Segundo ele, o Ethereum precisa recuperar o que foi perdido nos últimos anos: a independência dos usuários e a execução de nós sem depender de estruturas centralizadas. “2026 é o ano em que recuperamos o terreno perdido em termos de autossuficiência e independência”, escreveu.
Entre as propostas técnicas está a adoção de Máquinas Virtuais Ethereum de conhecimento zero (ZK-EVM) e os chamados Limites de Acesso a Blocos (BAL). Essas tecnologias permitirão que usuários voltem a rodar nós completos em seus próprios computadores, reduzindo a dependência de hardware caro e serviços de terceiros.
2026 is the year that we take back lost ground in terms of self-sovereignty and trustlessness.
Some of what this practically means:
Full nodes: thanks to ZK-EVM and BAL, it will once again become easier to locally run a node and verify the Ethereum chain on your own computer.…
— vitalik.eth (@VitalikButerin) January 16, 2026
Buterin também destacou a implementação do Helios, ferramenta que permitirá verificar dados recebidos de RPCs sem a necessidade de confiar cegamente neles. Com isso, espera-se maior segurança e autonomia no acesso a dApps, sem comprometer a privacidade dos usuários.
Outra medida relevante envolve carteiras com recuperação social e bloqueios temporais. A proposta é criar soluções que não comprometam todos os fundos caso o usuário perca sua frase mnemônica ou sofra uma tentativa de roubo. A meta é dificultar ataques e reduzir a dependência de serviços centralizados como Google.
Na parte de usabilidade, carteiras digitais terão recursos de privacidade nativos para permitir pagamentos sigilosos com a mesma facilidade dos públicos. As interfaces dos aplicativos também serão migradas para soluções on-chain via IPFS, garantindo acesso mesmo que servidores fiquem offline.

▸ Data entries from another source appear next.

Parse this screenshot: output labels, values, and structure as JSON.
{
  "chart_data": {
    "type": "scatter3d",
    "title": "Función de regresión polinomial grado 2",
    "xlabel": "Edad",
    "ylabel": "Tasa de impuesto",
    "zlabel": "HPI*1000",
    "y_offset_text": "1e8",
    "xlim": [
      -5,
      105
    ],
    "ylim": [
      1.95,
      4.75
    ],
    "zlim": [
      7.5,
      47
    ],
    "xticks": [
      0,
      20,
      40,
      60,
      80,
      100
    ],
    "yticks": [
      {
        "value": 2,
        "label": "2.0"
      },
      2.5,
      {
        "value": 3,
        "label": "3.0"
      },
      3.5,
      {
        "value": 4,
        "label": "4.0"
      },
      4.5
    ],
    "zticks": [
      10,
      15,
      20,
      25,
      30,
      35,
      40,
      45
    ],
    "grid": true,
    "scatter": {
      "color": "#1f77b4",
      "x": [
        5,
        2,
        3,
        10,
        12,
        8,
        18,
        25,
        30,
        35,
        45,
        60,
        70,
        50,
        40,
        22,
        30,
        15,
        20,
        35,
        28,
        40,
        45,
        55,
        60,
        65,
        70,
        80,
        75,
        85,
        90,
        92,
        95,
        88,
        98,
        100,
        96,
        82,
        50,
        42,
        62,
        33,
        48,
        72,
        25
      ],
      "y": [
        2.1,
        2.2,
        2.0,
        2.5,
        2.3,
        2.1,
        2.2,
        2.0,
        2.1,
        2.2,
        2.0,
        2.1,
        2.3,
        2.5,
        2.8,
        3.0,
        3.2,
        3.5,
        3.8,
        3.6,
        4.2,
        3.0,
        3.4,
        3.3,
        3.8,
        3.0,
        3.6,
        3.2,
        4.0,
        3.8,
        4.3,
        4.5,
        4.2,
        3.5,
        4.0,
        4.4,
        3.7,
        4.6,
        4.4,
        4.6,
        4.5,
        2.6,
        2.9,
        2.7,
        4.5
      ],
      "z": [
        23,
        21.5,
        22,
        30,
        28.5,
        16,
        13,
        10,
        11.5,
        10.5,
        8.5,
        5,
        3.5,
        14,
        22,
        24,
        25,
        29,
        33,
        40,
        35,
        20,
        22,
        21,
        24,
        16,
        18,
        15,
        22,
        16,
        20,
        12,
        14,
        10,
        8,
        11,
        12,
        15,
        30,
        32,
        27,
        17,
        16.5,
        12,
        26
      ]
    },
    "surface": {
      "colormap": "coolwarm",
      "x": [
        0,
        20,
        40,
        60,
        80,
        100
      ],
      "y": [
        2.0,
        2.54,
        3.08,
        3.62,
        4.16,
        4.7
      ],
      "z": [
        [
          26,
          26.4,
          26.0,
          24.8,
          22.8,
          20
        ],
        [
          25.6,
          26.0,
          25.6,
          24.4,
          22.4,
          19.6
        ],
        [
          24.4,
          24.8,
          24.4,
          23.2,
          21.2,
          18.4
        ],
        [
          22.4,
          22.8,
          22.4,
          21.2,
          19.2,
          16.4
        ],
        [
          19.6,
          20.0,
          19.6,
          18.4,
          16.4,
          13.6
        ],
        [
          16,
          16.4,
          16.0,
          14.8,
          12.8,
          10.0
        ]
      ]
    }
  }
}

Buterin alertou que, ao longo da última década, os nós se tornaram difíceis de operar e os dApps passaram a funcionar como plataformas complexas que compartilham dados com múltiplos servidores. Seu novo plano visa reverter essa trajetória, recuperando os princípios que tornaram o Ethereum uma das principais redes de criptomoedas do mundo.